India's market regulator, Securities and Exchange Board of India (SEBI), has proposed lowering position limits for equity stock derivatives and tightening rules for index derivatives in an effort to further reduce risk accumulation in these markets.
The new proposals follow changes announced in October by SEBI, which raised the entry barrier and increased the cost of trading derivatives to protect retail investors.
The new proposals come amid concerns that volatility in the futures and options markets is spilling over into the broader stock market, which has fallen sharply since reaching record highs in September 2024.
SEBI proposed in a consultation paper released late Monday that the market-wide position limit for single-stock derivatives be linked to cash markets.
It proposed setting this position limit at either 15% of a stock's free-float market capitalisation or 60 times the average daily delivery value.
SEBI stated that this will reduce the potential for manipulation and better align derivatives risk with underlying cash market liquidity.
The regulator also proposed that derivatives on indices other than the benchmarks BSE Sensex and NSE Nifty 50 be offered only if they meet specific criteria.
"Index derivatives are cash-settled, but the nexus between cash and derivative markets nevertheless exists," said the securities regulator.

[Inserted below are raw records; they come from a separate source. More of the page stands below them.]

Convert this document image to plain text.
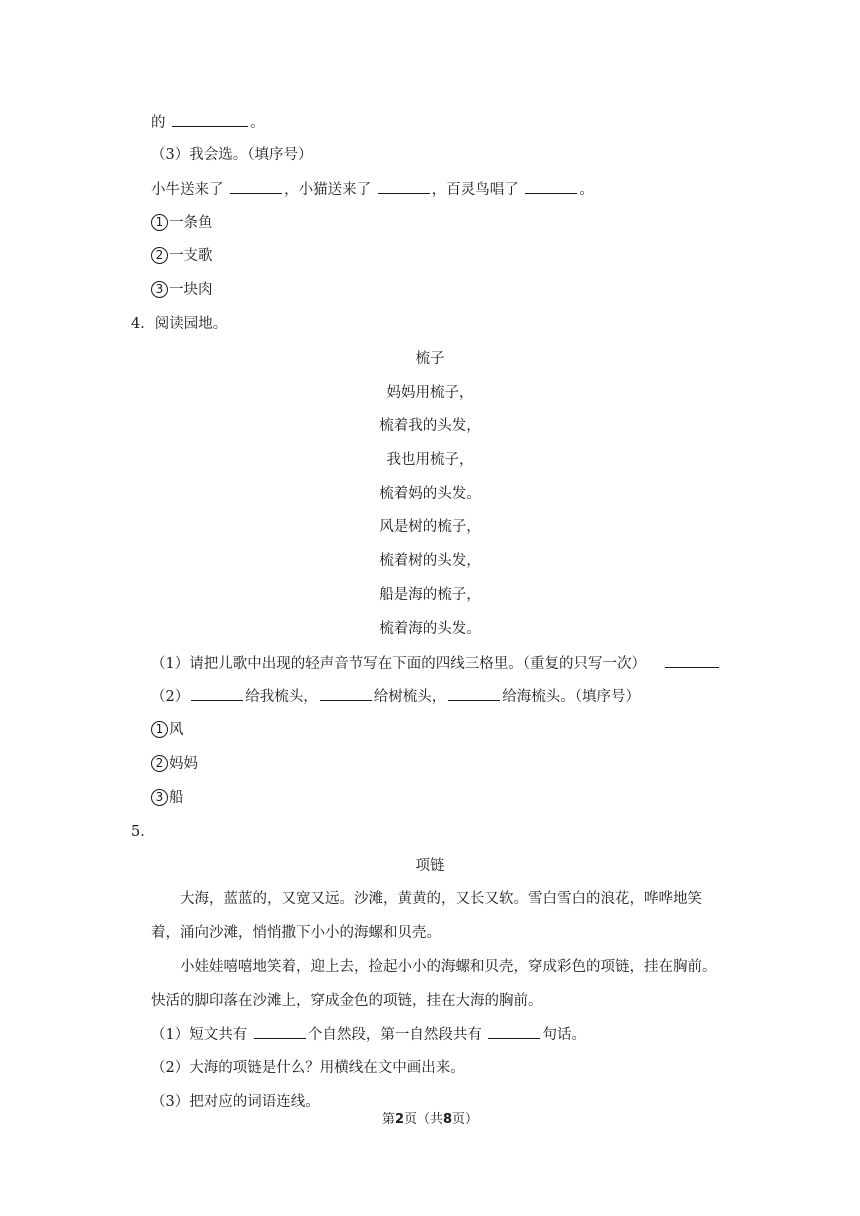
的	。
（3）我会选。（填序号）
小牛送来了	，小猫送来了	，百灵鸟唱了	。
1 一条鱼
2 一支歌
3 一块肉
4．阅读园地。
梳子
妈妈用梳子，
梳着我的头发，
我也用梳子，
梳着妈的头发。
风是树的梳子，
梳着树的头发，
船是海的梳子，
梳着海的头发。
（1）请把儿歌中出现的轻声音节写在下面的四线三格里。（重复的只写一次）
（2）	给我梳头，	给树梳头，	给海梳头。（填序号）
1 风
2 妈妈
3 船
5．
项链
大海，蓝蓝的，又宽又远。沙滩，黄黄的，又长又软。雪白雪白的浪花，哗哗地笑
着，涌向沙滩，悄悄撒下小小的海螺和贝壳。
小娃娃嘻嘻地笑着，迎上去，捡起小小的海螺和贝壳，穿成彩色的项链，挂在胸前。
快活的脚印落在沙滩上，穿成金色的项链，挂在大海的胸前。
（1）短文共有	个自然段，第一自然段共有	句话。
（2）大海的项链是什么？用横线在文中画出来。
（3）把对应的词语连线。
第2页（共8页）
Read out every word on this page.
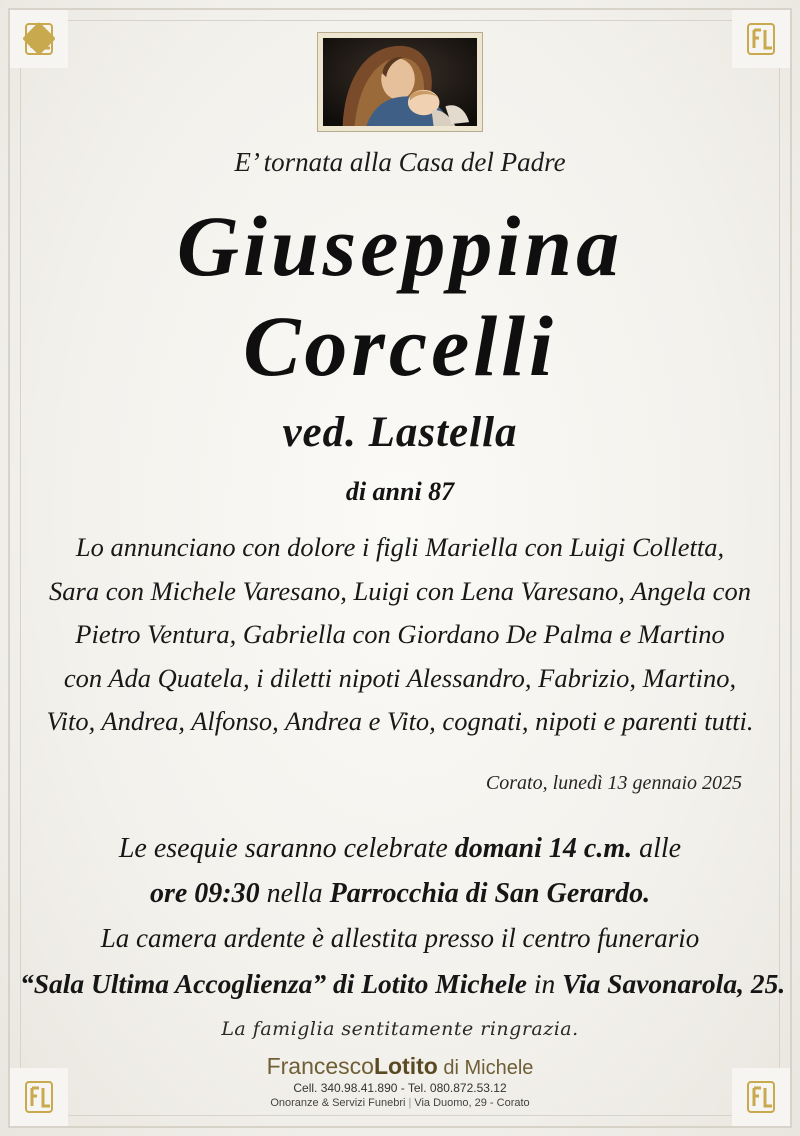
E’ tornata alla Casa del Padre
Giuseppina
Corcelli
ved. Lastella
di anni 87
Lo annunciano con dolore i figli Mariella con Luigi Colletta,
Sara con Michele Varesano, Luigi con Lena Varesano, Angela con
Pietro Ventura, Gabriella con Giordano De Palma e Martino
con Ada Quatela, i diletti nipoti Alessandro, Fabrizio, Martino,
Vito, Andrea, Alfonso, Andrea e Vito, cognati, nipoti e parenti tutti.
Corato, lunedì 13 gennaio 2025
Le esequie saranno celebrate domani 14 c.m. alle
ore 09:30 nella Parrocchia di San Gerardo.
La camera ardente è allestita presso il centro funerario
“Sala Ultima Accoglienza” di Lotito Michele in Via Savonarola, 25.
La famiglia sentitamente ringrazia.
FrancescoLotito di Michele
Cell. 340.98.41.890 - Tel. 080.872.53.12
Onoranze & Servizi Funebri | Via Duomo, 29 - Corato
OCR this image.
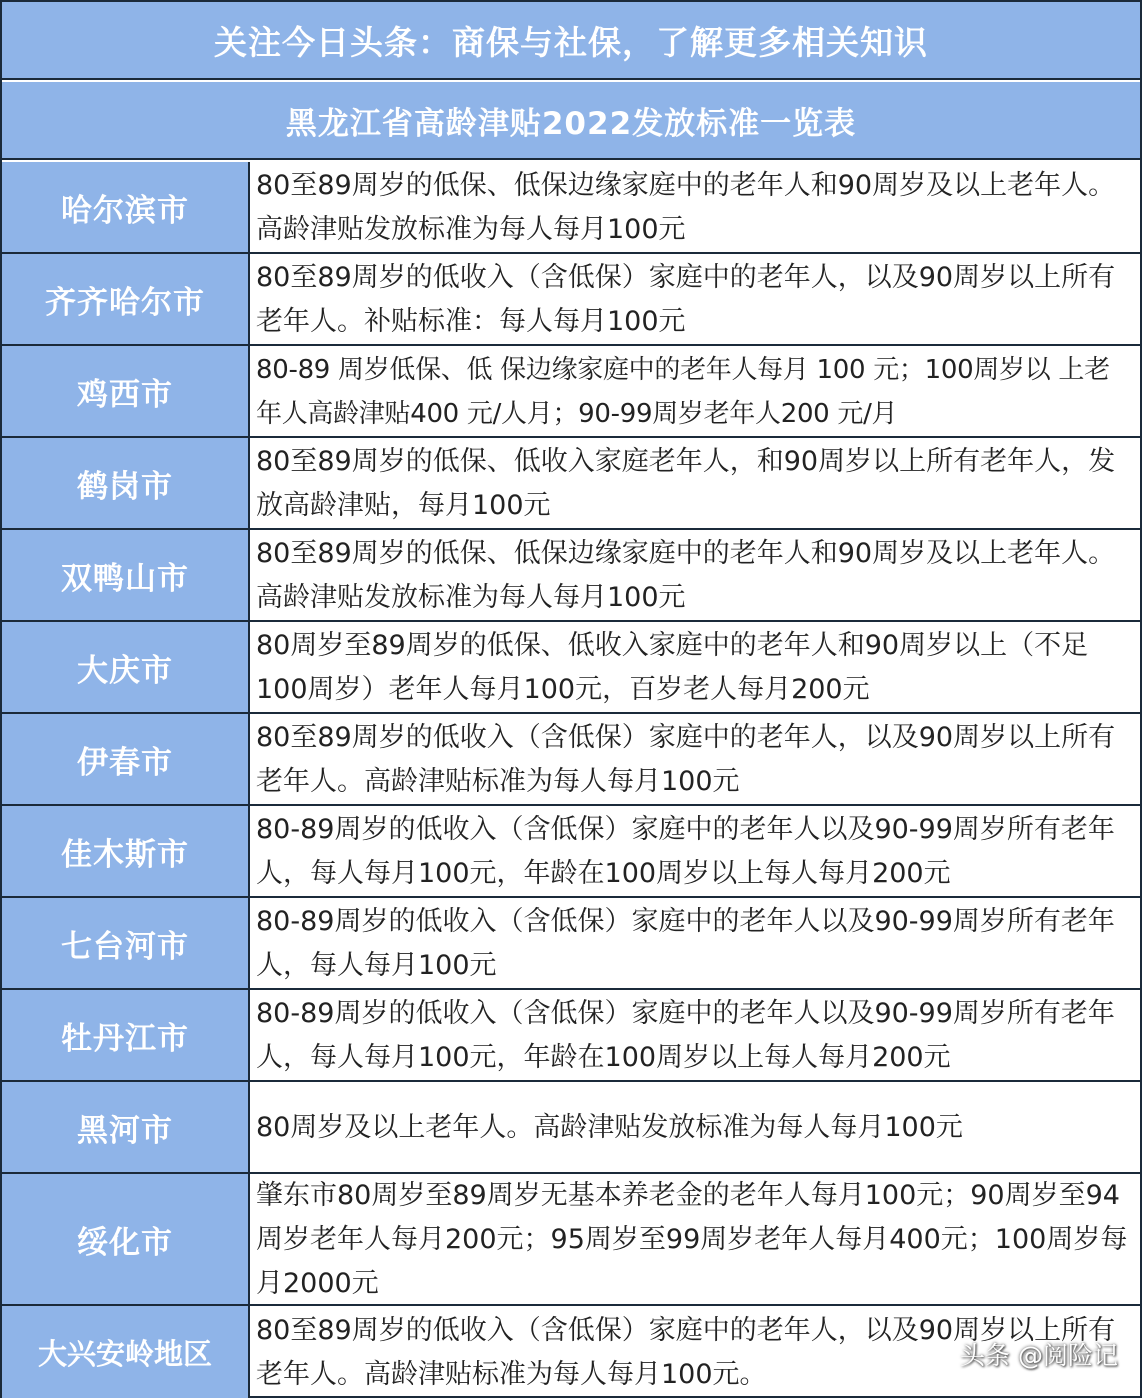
关注今日头条：商保与社保，了解更多相关知识
黑龙江省高龄津贴2022发放标准一览表
哈尔滨市
80至89周岁的低保、低保边缘家庭中的老年人和90周岁及以上老年人。高龄津贴发放标准为每人每月100元
齐齐哈尔市
80至89周岁的低收入（含低保）家庭中的老年人，以及90周岁以上所有老年人。补贴标准：每人每月100元
鸡西市
80-89 周岁低保、低 保边缘家庭中的老年人每月 100 元；100周岁以 上老年人高龄津贴400 元/人月；90-99周岁老年人200 元/月
鹤岗市
80至89周岁的低保、低收入家庭老年人，和90周岁以上所有老年人，发放高龄津贴，每月100元
双鸭山市
80至89周岁的低保、低保边缘家庭中的老年人和90周岁及以上老年人。高龄津贴发放标准为每人每月100元
大庆市
80周岁至89周岁的低保、低收入家庭中的老年人和90周岁以上（不足100周岁）老年人每月100元，百岁老人每月200元
伊春市
80至89周岁的低收入（含低保）家庭中的老年人，以及90周岁以上所有老年人。高龄津贴标准为每人每月100元
佳木斯市
80-89周岁的低收入（含低保）家庭中的老年人以及90-99周岁所有老年人，每人每月100元，年龄在100周岁以上每人每月200元
七台河市
80-89周岁的低收入（含低保）家庭中的老年人以及90-99周岁所有老年人，每人每月100元
牡丹江市
80-89周岁的低收入（含低保）家庭中的老年人以及90-99周岁所有老年人，每人每月100元，年龄在100周岁以上每人每月200元
黑河市	80周岁及以上老年人。高龄津贴发放标准为每人每月100元
绥化市
肇东市80周岁至89周岁无基本养老金的老年人每月100元；90周岁至94周岁老年人每月200元；95周岁至99周岁老年人每月400元；100周岁每月2000元
大兴安岭地区
80至89周岁的低收入（含低保）家庭中的老年人，以及90周岁以上所有老年人。高龄津贴标准为每人每月100元。
头条 @阅险记
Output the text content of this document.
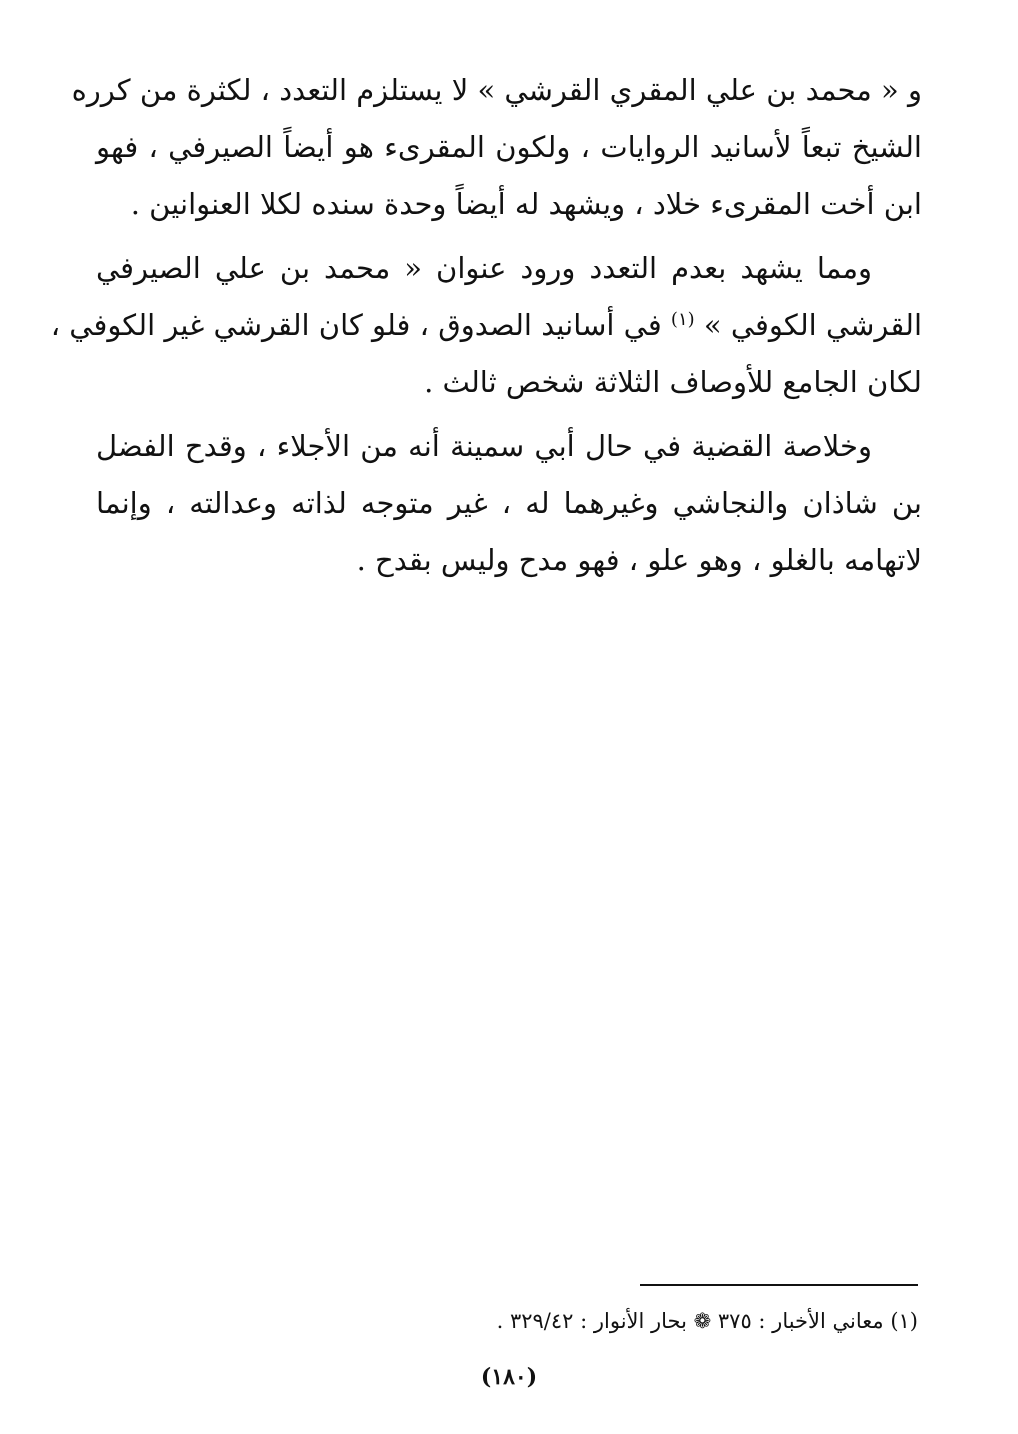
و « محمد بن علي المقري القرشي » لا يستلزم التعدد ، لكثرة من كرره
الشيخ تبعاً لأسانيد الروايات ، ولكون المقرىء هو أيضاً الصيرفي ، فهو
ابن أخت المقرىء خلاد ، ويشهد له أيضاً وحدة سنده لكلا العنوانين .

ومما يشهد بعدم التعدد ورود عنوان « محمد بن علي الصيرفي
القرشي الكوفي » $^{(١)}$ في أسانيد الصدوق ، فلو كان القرشي غير الكوفي ،
لكان الجامع للأوصاف الثلاثة شخص ثالث .

وخلاصة القضية في حال أبي سمينة أنه من الأجلاء ، وقدح الفضل
بن شاذان والنجاشي وغيرهما له ، غير متوجه لذاته وعدالته ، وإنما
لاتهامه بالغلو ، وهو علو ، فهو مدح وليس بقدح .

(١) معاني الأخبار : ٣٧٥ ❁ بحار الأنوار : ٣٢٩/٤٢ .
(١٨٠)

"If a high proportion of index weightage is attributable to a small number of stocks, participants could effectively replicate a large (and unmonitored) position in those constituents, giving rise to fears or risks of market manipulation and/ or excessive market volatility," it stated.
To address this, SEBI proposed that derivative contracts be introduced only for indices with at least 14 constituents.
It also stated that the combined weight of the indexes' top three constituents should be less than 45 percent, with the top constituent having no weight greater than 20 percent.
SEBI also proposed that the pre-open session, which is common in the cash market, be extended to the futures market, beginning with current-month futures on both single stocks and indices.
SEBI has requested feedback on these proposals from market participants until March 17.